Like its debut season, the new instalment of Beef draws heavily from real-life experiences — often in ways that feel uncomfortably close to home.

“It just goes to show that real life is so much more interesting than anything my writer brain can come up with,” Lee says.

The initial spark came from overhearing a “heated debate” between a couple in his neighbourhood. What lingered wasn’t just the argument itself, but how people reacted differently when he shared the story.

Read more: Charles Melton And The High Stakes Of ‘Beef’ Season 2

“I found that my younger peers were a lot like Ashley and Austin [asking], ‘did you call the police?’” he recounts. “My similarly aged or older peers were just kind of like, ‘yeah, big deal.’”

That contrast between generations became a central idea for the season.

“I just thought, ‘oh, that’s a show.’”

As the narrative unfolds, the focus shifts beyond conflict into something more reflective — contrasting perspectives on love across different stages of life, from idealism to disillusionment.

Lee frames it as something broader than relationship drama:

“Then as you dig in, we find that the passage of time became such a bigger theme, and you have actually four Russian nesting dolls of couples showing the four seasons of life,” he explains. “I think at the end, it became a meditation of [the idea that] the stages of life come for everybody, and what are you going to do at the end of it?”

The series also doesn’t shy away from weightier topics. Issues like healthcare inequality, class divides, and diaspora identity are woven into the story, often pulled directly from lived experiences.

One storyline in particular — involving Ashley’s medical emergency and the reality of being uninsured — is especially grounded in truth.

“I literally just wrote down in my notes app everything that happened, dialogue I overheard, and pretty much copied and pasted it and wrote it in a day,” Lee says, referencing a 10-hour ER visit he once endured with his wife. “So that episode is not an exaggeration. That is the state of our health industry at the moment.”

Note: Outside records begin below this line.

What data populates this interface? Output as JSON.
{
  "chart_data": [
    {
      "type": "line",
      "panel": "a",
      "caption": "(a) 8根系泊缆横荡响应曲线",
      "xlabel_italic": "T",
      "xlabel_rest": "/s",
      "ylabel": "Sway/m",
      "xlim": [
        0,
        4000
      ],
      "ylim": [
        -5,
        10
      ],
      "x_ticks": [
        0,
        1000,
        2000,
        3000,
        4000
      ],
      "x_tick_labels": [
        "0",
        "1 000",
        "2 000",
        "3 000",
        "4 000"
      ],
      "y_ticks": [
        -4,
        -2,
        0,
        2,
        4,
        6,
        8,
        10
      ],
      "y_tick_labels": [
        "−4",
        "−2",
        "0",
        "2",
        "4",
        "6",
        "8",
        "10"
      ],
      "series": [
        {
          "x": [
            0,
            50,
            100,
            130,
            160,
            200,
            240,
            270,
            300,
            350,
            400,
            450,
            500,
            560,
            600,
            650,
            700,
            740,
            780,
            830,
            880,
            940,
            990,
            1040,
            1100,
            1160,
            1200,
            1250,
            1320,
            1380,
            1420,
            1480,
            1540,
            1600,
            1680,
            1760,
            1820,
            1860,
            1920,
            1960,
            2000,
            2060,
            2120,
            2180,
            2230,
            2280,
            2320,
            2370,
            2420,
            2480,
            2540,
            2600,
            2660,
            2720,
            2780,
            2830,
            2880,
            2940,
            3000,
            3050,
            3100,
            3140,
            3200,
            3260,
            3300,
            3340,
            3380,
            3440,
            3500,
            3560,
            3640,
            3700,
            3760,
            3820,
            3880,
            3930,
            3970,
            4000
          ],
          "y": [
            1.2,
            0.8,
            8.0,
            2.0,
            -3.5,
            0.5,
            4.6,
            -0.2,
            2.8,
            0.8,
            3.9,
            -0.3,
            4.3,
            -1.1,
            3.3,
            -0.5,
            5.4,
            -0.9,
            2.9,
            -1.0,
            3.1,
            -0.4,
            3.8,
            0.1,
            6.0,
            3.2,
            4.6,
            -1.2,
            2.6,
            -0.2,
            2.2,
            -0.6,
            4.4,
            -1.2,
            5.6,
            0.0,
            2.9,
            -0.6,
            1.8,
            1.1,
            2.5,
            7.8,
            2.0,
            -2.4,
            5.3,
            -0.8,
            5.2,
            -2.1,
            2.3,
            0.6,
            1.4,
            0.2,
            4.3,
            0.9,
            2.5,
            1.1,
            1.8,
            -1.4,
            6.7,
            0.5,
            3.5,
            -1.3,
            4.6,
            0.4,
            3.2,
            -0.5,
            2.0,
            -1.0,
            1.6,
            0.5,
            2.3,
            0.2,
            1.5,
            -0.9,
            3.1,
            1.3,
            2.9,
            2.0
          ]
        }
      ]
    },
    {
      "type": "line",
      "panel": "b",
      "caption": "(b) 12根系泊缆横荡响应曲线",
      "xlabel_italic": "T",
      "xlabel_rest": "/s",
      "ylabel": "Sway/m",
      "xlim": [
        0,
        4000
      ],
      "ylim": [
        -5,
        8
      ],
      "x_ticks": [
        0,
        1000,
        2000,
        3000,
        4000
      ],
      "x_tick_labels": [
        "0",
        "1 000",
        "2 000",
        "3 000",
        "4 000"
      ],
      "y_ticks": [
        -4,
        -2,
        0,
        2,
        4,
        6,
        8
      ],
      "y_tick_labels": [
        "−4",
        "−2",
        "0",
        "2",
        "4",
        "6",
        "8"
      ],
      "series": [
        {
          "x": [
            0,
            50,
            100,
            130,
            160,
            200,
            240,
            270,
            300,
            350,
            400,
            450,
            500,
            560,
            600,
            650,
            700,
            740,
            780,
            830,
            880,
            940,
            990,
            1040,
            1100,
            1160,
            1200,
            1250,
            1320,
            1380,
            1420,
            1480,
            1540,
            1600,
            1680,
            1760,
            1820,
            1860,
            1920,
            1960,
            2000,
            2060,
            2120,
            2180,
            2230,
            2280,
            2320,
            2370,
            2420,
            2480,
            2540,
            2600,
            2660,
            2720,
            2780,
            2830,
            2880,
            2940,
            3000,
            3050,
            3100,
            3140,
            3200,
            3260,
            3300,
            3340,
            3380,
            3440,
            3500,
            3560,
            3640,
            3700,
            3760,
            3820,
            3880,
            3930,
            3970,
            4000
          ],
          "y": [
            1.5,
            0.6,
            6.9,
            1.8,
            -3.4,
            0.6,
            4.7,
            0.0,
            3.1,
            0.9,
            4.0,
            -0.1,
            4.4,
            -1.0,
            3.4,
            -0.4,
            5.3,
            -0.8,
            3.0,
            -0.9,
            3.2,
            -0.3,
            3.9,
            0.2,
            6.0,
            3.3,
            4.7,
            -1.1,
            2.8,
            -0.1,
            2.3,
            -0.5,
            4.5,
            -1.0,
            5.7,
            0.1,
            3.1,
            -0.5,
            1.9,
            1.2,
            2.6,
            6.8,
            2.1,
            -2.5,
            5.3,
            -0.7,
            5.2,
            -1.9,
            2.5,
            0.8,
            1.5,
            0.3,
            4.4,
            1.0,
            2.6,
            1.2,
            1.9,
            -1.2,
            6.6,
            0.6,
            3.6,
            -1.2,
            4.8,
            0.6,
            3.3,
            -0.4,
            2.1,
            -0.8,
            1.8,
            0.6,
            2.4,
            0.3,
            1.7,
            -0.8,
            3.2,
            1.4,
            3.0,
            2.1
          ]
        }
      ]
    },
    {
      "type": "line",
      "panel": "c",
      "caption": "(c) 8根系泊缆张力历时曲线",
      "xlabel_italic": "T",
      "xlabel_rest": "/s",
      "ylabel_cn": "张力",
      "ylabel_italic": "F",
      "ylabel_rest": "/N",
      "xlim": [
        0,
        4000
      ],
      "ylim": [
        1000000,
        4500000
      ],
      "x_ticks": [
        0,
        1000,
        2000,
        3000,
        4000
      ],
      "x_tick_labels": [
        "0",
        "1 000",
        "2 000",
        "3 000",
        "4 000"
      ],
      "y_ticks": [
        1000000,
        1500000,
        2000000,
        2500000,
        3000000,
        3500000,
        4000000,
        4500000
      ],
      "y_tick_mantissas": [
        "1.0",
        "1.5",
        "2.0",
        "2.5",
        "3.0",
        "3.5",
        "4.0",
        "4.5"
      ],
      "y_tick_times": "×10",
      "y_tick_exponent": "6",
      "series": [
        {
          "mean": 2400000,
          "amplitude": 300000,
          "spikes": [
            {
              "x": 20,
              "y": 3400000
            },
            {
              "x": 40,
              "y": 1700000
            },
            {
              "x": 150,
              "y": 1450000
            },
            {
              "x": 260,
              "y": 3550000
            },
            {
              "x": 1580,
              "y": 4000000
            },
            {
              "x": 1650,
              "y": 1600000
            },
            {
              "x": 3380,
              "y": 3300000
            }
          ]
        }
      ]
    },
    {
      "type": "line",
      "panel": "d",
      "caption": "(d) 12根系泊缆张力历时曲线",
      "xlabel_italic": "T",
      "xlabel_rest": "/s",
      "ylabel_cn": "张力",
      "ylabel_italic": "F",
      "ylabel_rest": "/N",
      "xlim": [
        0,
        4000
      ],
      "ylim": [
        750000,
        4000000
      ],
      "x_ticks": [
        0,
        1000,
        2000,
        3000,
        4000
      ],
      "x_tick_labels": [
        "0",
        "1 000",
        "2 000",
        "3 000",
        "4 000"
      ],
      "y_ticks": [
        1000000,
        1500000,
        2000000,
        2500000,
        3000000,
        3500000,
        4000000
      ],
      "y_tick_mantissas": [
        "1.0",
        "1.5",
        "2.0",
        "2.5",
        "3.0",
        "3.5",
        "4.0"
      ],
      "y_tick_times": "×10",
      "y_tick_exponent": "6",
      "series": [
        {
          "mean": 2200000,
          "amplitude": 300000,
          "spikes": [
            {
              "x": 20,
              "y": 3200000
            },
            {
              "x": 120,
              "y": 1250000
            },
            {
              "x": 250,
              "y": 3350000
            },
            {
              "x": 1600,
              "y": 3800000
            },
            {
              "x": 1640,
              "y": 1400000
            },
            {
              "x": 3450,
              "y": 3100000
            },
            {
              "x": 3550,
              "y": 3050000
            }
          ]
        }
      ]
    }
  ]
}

Originally planned as a limited series, Beef has now evolved into an anthology, widening its scope from individual conflicts to interconnected relationships across generations.

And at its core, the driving force behind the storytelling hasn’t changed.

“We’re just responding to real life,” Lee says. “I’d love to get to a point where society isn’t what it is, so we can write about something other than class. But until then, we’ll just keep trying to shout it from the mountaintops.”